Con eso enfrentamos un camino agreste, lleno de brechas, bichos, maleza, precipicios y riesgos. Diez horas duró el trayecto hasta El Aro, porque partimos a las cinco de la mañana y llegamos a las tres de la tarde.
Cuando subíamos solo encontramos el vacío y el silencio de la montaña y parte de las 700 cabezas de ganado que se robaron los paramilitares, arriada por tres hombres que ni se percataron de nuestra presencia.
Ya en El Aro los testimonios recogidos en Puerto Valdivia empezaron a convertirse en realidad, pues nuestros ojos vieron un pueblo saqueado por los cuatreros y las llamas, como la foto que adjunto con este artículo, de Jesús Abad.
Todo estaba convertido en cenizas, inclusive, hasta la voluntad de unos pocos habitantes que aprovecharon la presencia del Ejército –ya haciendo control de la situación, cinco días después de la salida de los paramilitares- para rescatar lo poco que habían dejado las llamas.
Ante esta realidad, Jesús Abad y yo solo tuvimos una sola impresión: regresar cuanto antes y contar lo que había pasado. El viaje de regreso fue más tortuoso, porque tuvimos que bajar por los riscos por donde habíamos subido, pegados al lomo y confiando en la intuición de las mulas, en medio de las sobras de la noche y guiados por una pequeña luz que nos indicaba dónde estaba Puerto Valdivia.

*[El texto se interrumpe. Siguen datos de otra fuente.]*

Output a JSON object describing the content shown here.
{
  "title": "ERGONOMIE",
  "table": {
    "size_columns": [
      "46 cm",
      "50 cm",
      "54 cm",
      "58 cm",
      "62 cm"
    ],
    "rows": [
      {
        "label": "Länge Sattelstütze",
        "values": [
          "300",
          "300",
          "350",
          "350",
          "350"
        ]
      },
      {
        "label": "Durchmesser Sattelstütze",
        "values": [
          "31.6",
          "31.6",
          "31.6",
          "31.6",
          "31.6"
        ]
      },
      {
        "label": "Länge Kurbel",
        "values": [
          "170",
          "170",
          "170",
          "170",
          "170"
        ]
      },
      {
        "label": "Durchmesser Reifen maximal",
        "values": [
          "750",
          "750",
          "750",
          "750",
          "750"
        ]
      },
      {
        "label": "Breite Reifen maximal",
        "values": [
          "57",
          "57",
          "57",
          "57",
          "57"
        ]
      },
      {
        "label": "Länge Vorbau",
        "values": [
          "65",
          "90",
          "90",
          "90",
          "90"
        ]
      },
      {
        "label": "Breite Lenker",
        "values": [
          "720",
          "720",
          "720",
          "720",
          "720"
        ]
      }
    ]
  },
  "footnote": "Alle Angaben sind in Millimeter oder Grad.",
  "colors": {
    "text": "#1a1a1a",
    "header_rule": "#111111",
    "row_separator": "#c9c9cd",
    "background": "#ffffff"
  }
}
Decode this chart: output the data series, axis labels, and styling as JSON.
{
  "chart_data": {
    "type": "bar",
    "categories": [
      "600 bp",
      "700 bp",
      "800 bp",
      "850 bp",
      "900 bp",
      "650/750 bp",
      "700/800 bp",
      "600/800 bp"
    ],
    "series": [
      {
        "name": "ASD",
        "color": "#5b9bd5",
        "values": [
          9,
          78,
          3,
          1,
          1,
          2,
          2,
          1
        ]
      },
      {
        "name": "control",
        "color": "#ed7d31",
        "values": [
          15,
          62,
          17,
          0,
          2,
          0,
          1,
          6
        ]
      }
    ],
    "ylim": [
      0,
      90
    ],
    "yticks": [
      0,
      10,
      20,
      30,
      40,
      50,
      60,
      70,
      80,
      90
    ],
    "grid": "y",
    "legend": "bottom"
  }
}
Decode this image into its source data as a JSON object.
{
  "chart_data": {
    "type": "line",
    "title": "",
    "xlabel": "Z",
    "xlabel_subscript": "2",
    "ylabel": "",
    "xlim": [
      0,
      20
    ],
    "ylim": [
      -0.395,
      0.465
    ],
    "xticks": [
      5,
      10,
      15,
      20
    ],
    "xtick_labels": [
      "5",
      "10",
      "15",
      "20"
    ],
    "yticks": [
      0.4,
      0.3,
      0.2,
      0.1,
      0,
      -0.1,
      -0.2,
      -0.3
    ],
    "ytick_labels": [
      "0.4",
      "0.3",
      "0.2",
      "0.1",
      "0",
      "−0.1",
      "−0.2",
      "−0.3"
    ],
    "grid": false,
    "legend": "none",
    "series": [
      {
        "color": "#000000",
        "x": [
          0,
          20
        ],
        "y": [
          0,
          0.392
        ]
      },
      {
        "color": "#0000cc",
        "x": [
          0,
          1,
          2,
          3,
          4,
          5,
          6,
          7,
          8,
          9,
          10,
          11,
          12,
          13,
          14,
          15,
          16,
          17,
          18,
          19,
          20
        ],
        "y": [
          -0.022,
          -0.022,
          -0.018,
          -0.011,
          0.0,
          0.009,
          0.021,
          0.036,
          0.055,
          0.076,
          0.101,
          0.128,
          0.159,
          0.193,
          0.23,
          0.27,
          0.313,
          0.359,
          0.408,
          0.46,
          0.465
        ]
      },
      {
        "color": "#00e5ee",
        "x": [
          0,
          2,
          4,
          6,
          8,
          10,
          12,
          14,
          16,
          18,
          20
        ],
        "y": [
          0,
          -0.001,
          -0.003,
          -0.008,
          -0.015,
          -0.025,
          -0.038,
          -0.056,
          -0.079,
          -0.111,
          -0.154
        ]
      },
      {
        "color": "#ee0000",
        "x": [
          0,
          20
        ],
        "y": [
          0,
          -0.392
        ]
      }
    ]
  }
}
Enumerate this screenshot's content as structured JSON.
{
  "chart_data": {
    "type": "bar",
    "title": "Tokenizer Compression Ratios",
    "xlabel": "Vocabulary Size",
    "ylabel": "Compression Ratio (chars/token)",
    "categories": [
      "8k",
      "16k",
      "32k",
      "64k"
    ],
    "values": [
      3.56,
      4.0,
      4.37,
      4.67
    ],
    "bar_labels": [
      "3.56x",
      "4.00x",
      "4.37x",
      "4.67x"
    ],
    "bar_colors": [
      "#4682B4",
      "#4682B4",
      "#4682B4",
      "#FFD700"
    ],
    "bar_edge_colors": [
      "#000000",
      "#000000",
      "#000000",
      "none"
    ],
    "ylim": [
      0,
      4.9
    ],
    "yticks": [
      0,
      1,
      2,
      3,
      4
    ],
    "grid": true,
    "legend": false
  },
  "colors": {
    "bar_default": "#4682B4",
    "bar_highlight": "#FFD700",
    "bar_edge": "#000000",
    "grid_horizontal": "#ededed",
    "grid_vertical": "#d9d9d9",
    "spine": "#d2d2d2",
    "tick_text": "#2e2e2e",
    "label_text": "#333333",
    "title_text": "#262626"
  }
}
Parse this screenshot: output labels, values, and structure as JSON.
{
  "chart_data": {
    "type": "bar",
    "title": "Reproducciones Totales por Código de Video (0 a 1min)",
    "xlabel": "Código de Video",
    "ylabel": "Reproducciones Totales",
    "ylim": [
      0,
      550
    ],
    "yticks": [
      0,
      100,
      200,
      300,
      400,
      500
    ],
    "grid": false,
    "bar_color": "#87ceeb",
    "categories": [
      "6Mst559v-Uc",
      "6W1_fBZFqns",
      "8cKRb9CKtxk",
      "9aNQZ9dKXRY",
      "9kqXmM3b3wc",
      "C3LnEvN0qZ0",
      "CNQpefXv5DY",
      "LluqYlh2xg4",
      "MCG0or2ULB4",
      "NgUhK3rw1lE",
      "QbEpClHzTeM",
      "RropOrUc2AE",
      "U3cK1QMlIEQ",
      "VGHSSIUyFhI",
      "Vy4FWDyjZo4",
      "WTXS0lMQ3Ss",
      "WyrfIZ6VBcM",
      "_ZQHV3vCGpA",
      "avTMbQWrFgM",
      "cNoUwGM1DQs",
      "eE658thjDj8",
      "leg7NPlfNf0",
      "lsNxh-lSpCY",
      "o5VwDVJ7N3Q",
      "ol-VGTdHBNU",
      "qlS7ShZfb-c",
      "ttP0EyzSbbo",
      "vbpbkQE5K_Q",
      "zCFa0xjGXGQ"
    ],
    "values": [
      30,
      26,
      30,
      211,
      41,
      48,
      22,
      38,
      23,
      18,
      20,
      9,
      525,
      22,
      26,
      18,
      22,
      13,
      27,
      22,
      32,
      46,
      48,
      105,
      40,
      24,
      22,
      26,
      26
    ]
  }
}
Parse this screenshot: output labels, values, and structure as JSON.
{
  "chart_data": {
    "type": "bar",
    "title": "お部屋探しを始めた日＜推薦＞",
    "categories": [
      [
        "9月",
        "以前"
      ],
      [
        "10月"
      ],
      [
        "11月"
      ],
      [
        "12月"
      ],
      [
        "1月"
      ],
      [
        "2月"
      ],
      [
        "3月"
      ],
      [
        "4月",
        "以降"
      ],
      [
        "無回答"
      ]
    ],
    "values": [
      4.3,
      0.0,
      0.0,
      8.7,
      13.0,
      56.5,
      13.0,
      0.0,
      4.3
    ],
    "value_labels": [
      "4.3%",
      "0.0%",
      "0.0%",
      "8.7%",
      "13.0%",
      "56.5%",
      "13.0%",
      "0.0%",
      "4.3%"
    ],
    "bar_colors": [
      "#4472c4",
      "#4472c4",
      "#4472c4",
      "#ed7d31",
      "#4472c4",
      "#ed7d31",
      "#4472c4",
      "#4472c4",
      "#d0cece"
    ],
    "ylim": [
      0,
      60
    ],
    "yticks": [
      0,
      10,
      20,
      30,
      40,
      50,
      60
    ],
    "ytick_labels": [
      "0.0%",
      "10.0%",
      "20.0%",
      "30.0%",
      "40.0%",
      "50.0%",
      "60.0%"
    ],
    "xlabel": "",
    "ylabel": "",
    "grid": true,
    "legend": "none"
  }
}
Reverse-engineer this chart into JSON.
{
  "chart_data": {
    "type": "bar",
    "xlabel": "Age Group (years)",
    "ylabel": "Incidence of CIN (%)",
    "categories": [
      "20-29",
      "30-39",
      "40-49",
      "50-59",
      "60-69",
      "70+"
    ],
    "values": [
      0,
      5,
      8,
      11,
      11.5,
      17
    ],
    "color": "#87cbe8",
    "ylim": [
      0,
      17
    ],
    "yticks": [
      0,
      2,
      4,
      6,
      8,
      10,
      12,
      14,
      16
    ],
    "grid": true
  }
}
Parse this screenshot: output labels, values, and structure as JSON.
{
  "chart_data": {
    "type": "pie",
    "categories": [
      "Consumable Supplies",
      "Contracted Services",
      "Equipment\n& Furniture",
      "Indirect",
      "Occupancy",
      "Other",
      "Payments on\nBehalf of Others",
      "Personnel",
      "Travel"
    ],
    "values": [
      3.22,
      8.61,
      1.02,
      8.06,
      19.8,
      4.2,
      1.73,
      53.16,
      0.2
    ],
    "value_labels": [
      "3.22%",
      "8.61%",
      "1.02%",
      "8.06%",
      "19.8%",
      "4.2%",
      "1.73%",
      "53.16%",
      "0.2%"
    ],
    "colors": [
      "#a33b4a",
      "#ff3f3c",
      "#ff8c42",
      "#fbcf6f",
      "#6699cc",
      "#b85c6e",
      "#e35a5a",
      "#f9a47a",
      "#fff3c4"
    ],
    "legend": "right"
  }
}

A las tres de la mañana llegamos al pueblo, muertos de hambre, presas del pánico y el cansancio y con lodo hasta las orejas. A esa hora, los campesinos nos recibieron como héroes, aterrados también por un regreso que creían imposible.
Las historias danzando en nuestras cabezas nos impidieron dormir y, más bien, nos impulsaron a bañarnos, comer algo y comenzar a escribir.